A ordem (como os fanáticos neonazistas ressurgem de tempos em tempos)

Está disponível no Amazon Prime o filme A Ordem, com Jude Law no papel de um agente do FBI que desvenda crimes cometidos por um grupo neonazista nos Estados Unidos. O que faz a história mais interessante é que ela é baseada em fatos reais. A organização extremista “A Ordem” (The Order) existiu de fato nos anos 1980 e foi dirigida por um jovem supremacista branco chamado Robert Jay Mathews.
O grupo pretendia organizar uma nação branca, “livre de judeus”, com os estados do noroeste do Pacífico (como Washington, Oregon, Idaho, Montana e Wyoming) e se organizou como uma milícia fortemente armada, efetuando roubos a bancos e a carros-fortes e falsificando dinheiro para se capitalizar e dar início a uma guerra contra o governo dos Estados Unidos, tido como “corrupto”. Eles seguiam o roteiro de um romance antissemita The Turner Diaries (O Diário de Turner), em que se relata uma revolução contra o governo dos EUA, seguida por um banho de sangue em que todos os judeus e os adversários dos extremistas, como os políticos liberais, são assassinados.
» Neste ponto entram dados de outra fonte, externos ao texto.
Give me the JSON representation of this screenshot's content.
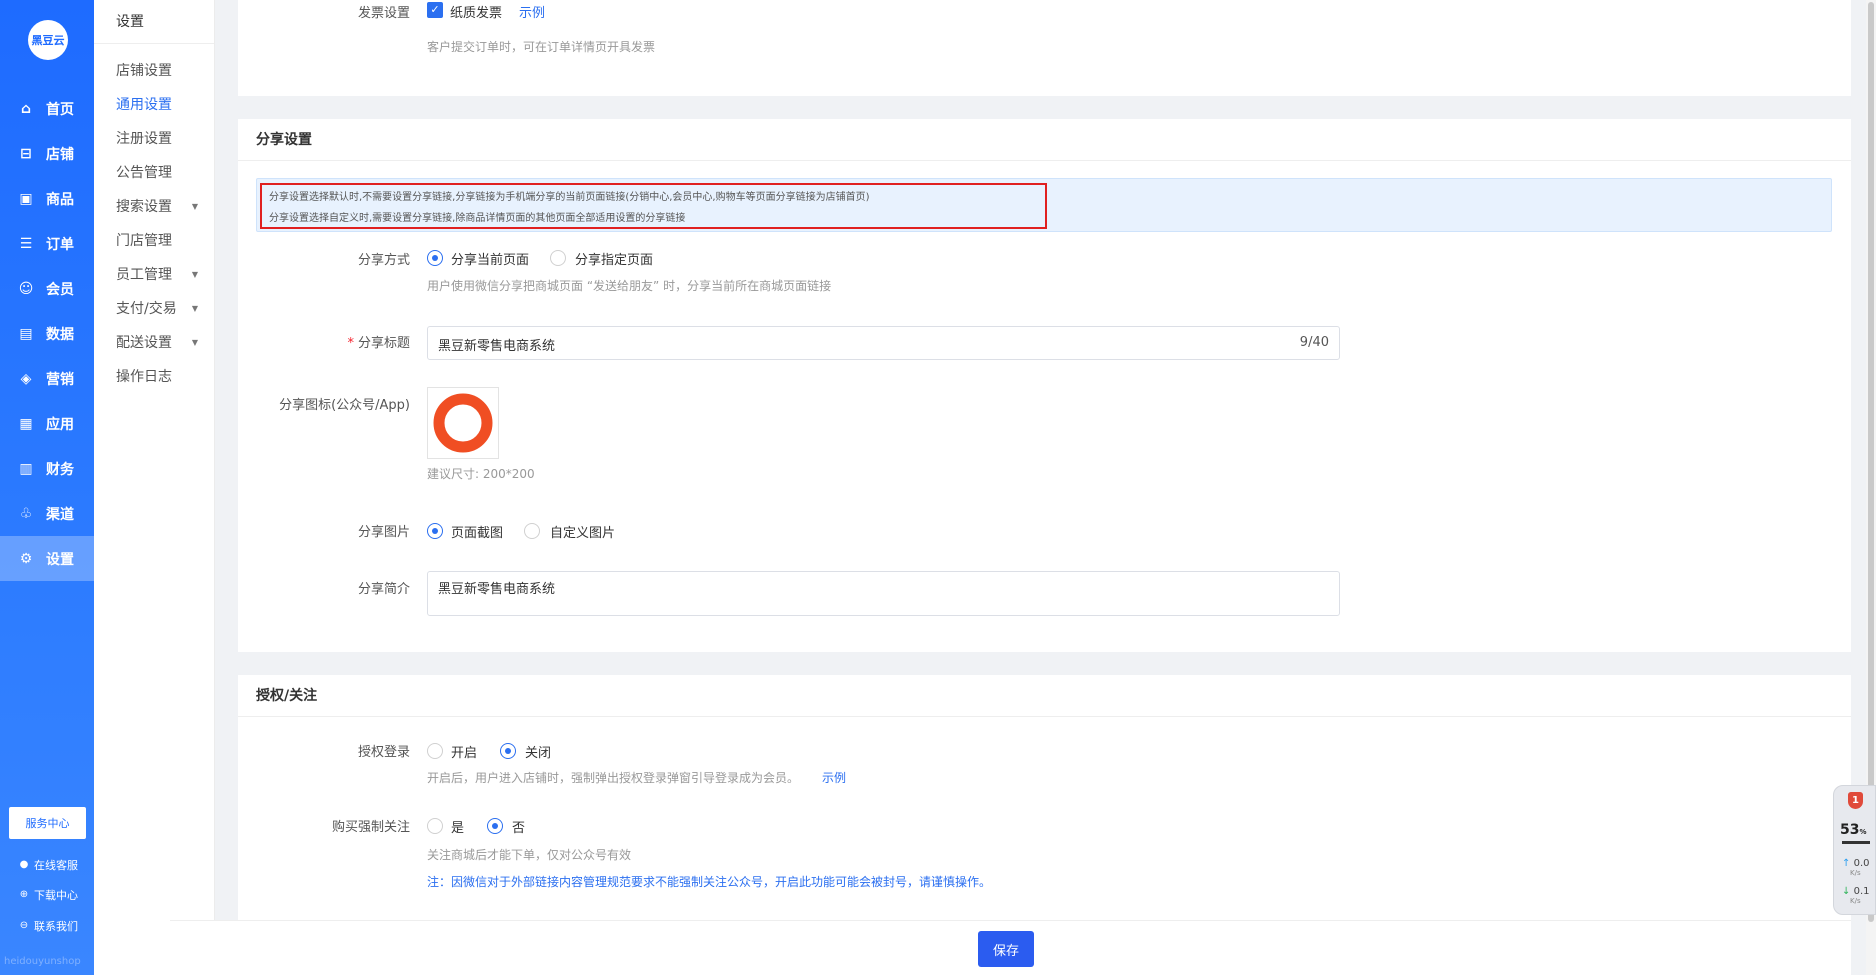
{
  "brand": {
    "logo_text": "黑豆云",
    "watermark": "heidouyunshop"
  },
  "sidebar": {
    "items": [
      {
        "label": "首页",
        "icon": "home-icon",
        "glyph": "⌂"
      },
      {
        "label": "店铺",
        "icon": "store-icon",
        "glyph": "⊟"
      },
      {
        "label": "商品",
        "icon": "goods-icon",
        "glyph": "▣"
      },
      {
        "label": "订单",
        "icon": "order-icon",
        "glyph": "☰"
      },
      {
        "label": "会员",
        "icon": "member-icon",
        "glyph": "☺"
      },
      {
        "label": "数据",
        "icon": "chart-icon",
        "glyph": "▤"
      },
      {
        "label": "营销",
        "icon": "tag-icon",
        "glyph": "◈"
      },
      {
        "label": "应用",
        "icon": "app-icon",
        "glyph": "▦"
      },
      {
        "label": "财务",
        "icon": "finance-icon",
        "glyph": "▥"
      },
      {
        "label": "渠道",
        "icon": "channel-icon",
        "glyph": "♧"
      },
      {
        "label": "设置",
        "icon": "gear-icon",
        "glyph": "⚙"
      }
    ],
    "service_center": "服务中心",
    "links": [
      {
        "label": "在线客服",
        "icon": "chat-icon",
        "glyph": "●"
      },
      {
        "label": "下载中心",
        "icon": "download-icon",
        "glyph": "⊕"
      },
      {
        "label": "联系我们",
        "icon": "contact-icon",
        "glyph": "⊖"
      }
    ]
  },
  "submenu": {
    "title": "设置",
    "items": [
      {
        "label": "店铺设置",
        "arrow": ""
      },
      {
        "label": "通用设置",
        "arrow": ""
      },
      {
        "label": "注册设置",
        "arrow": ""
      },
      {
        "label": "公告管理",
        "arrow": ""
      },
      {
        "label": "搜索设置",
        "arrow": "▼"
      },
      {
        "label": "门店管理",
        "arrow": ""
      },
      {
        "label": "员工管理",
        "arrow": "▼"
      },
      {
        "label": "支付/交易",
        "arrow": "▼"
      },
      {
        "label": "配送设置",
        "arrow": "▼"
      },
      {
        "label": "操作日志",
        "arrow": ""
      }
    ]
  },
  "invoice": {
    "label": "发票设置",
    "checkbox_label": "纸质发票",
    "example_link": "示例",
    "hint": "客户提交订单时，可在订单详情页开具发票"
  },
  "share": {
    "title": "分享设置",
    "alert_line1": "分享设置选择默认时,不需要设置分享链接,分享链接为手机端分享的当前页面链接(分销中心,会员中心,购物车等页面分享链接为店铺首页)",
    "alert_line2": "分享设置选择自定义时,需要设置分享链接,除商品详情页面的其他页面全部适用设置的分享链接",
    "method_label": "分享方式",
    "method_opt1": "分享当前页面",
    "method_opt2": "分享指定页面",
    "method_hint": "用户使用微信分享把商城页面 “发送给朋友” 时，分享当前所在商城页面链接",
    "title_label": "分享标题",
    "title_value": "黑豆新零售电商系统",
    "title_count": "9/40",
    "icon_label": "分享图标(公众号/App)",
    "icon_hint": "建议尺寸: 200*200",
    "image_label": "分享图片",
    "image_opt1": "页面截图",
    "image_opt2": "自定义图片",
    "desc_label": "分享简介",
    "desc_value": "黑豆新零售电商系统"
  },
  "auth": {
    "title": "授权/关注",
    "login_label": "授权登录",
    "login_opt1": "开启",
    "login_opt2": "关闭",
    "login_hint": "开启后，用户进入店铺时，强制弹出授权登录弹窗引导登录成为会员。",
    "login_example": "示例",
    "follow_label": "购买强制关注",
    "follow_opt1": "是",
    "follow_opt2": "否",
    "follow_hint": "关注商城后才能下单，仅对公众号有效",
    "follow_warn": "注：因微信对于外部链接内容管理规范要求不能强制关注公众号，开启此功能可能会被封号，请谨慎操作。"
  },
  "footer": {
    "save_label": "保存"
  },
  "widget": {
    "shield": "1",
    "percent": "53",
    "percent_unit": "%",
    "up": "0.0",
    "up_unit": "K/s",
    "down": "0.1",
    "down_unit": "K/s"
  },
  "colors": {
    "primary": "#2b6ff0",
    "sidebar": "#1e6bff",
    "alert_border": "#e02020",
    "logo_orange": "#f04e23"
  }
}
A democracia é o regime que torna possível a convivência dos contrários e que soluciona as diferenças políticas pelo compromisso do respeito às normas da Constituição. As disputas políticas dizem respeito à definição de programas e de valores com os quais os partidos procuram estabelecer uma sintonia com as aspirações dos eleitores. Esse esforço não é apenas de “adaptação” passiva, porque os partidos também podem constituir as aspirações populares, apresentando soluções reais ou imaginárias que dialoguem com demandas por reconhecimento e ascensão social. Fazer política em um mundo cada vez mais fragmentado e desigual, marcado pela injustiça e pelo descompromisso, entretanto, abre a possibilidade de que ressentimentos disseminados socialmente sejam manipulados com receitas simplórias e se transformem em ódio. Os processos de radicalização começam assim, legitimando o emprego da violência contra os pretensos “inimigos do povo ou da nação”.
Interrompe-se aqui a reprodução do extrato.